True, but I know people who had their house raided AND are facing charges, some went to jail for dealing roaches.....And the laws are enforced on them unlike the mantids.


----------



## patrickfraser (Aug 11, 2012)

I guess you're safe if you're not dealing. I only keep for personal use. They could never stick me with "dealing" charges.


----------



## Bug Trader (Aug 11, 2012)

Yeah dont go posting them for sale on a forum or KingSnake with your actual location posted when its a state that has outlawed them., Thats how they were caught,


----------



## JSaff86 (Aug 12, 2012)

i like to every now and then feed mine raw beef. just get some tweezers and put it up to there mouth and they start eating


----------



## Sticky (Sep 11, 2012)

I feed mine bbs wild moths and others at times.

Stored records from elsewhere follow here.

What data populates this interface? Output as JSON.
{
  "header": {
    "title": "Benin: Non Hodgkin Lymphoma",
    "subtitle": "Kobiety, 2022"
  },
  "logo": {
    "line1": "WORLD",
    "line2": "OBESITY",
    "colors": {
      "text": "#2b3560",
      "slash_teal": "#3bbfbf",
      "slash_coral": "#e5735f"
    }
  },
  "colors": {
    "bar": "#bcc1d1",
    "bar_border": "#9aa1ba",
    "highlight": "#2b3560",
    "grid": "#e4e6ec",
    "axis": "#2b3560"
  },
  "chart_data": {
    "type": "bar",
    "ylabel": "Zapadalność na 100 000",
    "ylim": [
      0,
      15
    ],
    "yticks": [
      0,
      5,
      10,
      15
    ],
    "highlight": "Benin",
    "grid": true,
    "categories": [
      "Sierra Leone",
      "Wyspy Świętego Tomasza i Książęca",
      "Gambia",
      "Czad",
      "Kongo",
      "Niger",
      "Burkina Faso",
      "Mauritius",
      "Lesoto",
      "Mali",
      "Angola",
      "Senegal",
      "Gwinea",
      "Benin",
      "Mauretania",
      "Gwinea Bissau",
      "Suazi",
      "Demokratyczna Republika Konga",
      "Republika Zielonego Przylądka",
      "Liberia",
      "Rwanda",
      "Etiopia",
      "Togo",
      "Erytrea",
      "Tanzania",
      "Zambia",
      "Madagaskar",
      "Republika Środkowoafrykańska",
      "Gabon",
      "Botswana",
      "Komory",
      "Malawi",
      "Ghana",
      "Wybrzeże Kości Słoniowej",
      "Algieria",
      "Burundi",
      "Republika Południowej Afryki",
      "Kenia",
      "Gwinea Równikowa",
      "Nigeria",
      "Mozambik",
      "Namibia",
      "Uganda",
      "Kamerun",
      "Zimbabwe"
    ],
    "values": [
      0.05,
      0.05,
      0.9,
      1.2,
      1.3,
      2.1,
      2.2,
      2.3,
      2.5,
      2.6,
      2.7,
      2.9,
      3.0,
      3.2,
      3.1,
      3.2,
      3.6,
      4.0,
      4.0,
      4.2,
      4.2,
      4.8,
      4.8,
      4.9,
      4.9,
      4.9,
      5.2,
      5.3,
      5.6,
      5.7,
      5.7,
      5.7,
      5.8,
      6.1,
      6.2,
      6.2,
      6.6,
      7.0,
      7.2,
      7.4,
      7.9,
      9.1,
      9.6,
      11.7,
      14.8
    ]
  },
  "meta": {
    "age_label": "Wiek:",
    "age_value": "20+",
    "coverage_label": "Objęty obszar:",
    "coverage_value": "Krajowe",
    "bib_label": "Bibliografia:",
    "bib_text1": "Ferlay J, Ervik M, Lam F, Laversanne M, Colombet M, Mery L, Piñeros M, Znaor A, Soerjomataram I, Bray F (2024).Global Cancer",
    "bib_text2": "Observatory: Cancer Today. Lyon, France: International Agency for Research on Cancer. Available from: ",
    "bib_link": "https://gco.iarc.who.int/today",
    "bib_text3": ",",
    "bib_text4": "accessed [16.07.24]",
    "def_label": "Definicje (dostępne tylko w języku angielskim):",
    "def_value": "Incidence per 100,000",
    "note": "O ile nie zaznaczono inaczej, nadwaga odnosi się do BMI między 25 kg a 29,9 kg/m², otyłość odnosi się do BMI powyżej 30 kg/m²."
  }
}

I also hand feed mine milk,honey and powdered bee pollen I grind myself.It has kept my old mantis Sticky alive after he has stopped eating bugs.

Has anyone given their mantids milk? My unckle Bob fed his milk with an eye dropped when he was a tee.They loved it and grew big and healthy on it. He gave them bugs too.


----------



## Mime454 (Sep 11, 2012)

Mine get wild caught food. Whatever I find in my yard during the day, or at my light at night. They all seem quite fat and healthy. Plus the feeders are naturally gut loaded.


----------